If life were fair, you'd be a millionaire,
ambassador to somewhere really cool
like New Orleans, Tahiti, or the Ritz,
maybe the empress of everything —
not some female Job for all the world
Almighty God just seemed to have it
in for: pass one test of faith and here's
another. And another. Yet one more.
Suffer, suffer, die. Okay, we both
learned far too young that nothing's fair in life,
that's just the way it is, there's no use
whining. And you never did complain.
Not when your lungs were so congested
that you couldn't hold a conversation.
Not when your legs swelled up so badly
that you couldn't walk a hundred feet.
Not when your joints began to fail. And then
your kidneys, too. And all the while you just
kept hoping, struggling to go on another
day, another month, another year
with Tom and Molly, with your husband
and your daughter.
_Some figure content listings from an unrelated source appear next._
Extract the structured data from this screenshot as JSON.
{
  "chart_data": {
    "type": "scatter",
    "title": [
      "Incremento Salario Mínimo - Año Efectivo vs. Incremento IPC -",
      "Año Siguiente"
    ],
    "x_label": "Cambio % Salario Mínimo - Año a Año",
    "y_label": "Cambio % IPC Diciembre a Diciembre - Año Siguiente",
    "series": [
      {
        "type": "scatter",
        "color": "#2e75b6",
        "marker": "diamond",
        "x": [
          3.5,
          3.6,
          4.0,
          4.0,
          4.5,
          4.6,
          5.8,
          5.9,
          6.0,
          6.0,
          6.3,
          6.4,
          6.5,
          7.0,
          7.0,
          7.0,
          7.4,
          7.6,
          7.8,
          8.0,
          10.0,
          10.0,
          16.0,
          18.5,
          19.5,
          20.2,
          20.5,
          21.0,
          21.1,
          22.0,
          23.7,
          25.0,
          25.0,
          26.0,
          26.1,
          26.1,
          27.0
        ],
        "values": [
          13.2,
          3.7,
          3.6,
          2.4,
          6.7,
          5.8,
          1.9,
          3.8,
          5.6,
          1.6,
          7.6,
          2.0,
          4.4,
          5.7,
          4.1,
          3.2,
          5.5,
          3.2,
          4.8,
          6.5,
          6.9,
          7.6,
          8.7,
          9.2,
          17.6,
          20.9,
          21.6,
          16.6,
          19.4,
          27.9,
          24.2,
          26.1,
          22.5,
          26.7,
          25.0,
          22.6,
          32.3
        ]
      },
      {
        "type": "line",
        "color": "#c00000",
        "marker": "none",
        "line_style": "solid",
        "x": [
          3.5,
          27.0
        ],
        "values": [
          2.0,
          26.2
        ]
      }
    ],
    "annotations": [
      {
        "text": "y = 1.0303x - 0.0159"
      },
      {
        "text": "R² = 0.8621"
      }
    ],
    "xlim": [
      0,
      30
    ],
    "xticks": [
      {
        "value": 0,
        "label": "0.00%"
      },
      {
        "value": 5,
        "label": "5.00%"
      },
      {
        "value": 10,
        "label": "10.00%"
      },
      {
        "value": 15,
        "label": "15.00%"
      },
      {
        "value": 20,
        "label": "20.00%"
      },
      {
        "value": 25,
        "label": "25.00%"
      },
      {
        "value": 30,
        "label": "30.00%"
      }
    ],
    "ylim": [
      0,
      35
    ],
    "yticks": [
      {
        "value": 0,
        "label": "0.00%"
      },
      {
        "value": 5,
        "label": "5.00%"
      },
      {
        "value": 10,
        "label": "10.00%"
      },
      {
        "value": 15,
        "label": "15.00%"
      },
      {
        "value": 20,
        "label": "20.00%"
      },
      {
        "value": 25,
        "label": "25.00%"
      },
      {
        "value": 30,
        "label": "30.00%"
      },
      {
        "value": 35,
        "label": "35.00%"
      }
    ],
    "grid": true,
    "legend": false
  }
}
How you loved them fiercely
with the burden of the knowledge of those
far too many broken boys you had to fix
and couldn't, boys too young to have the chance
to demonstrate against the war that killed them,
to be an alcoholic, to get sober,
to be an advocate for broken souls,
a witness to the worst and best we are,
to marry, make a child, write a book,
call me late at night to say you're frightened
and you need to hear another voice who's
frightened by the posturing of presidents
and statesmen who have never hear the sound
of teenaged soldiers crying for their mothers.
Great-hearted woman, may the broken boys
you tried to fix and couldn't, find you now
and guide you safely home before morning.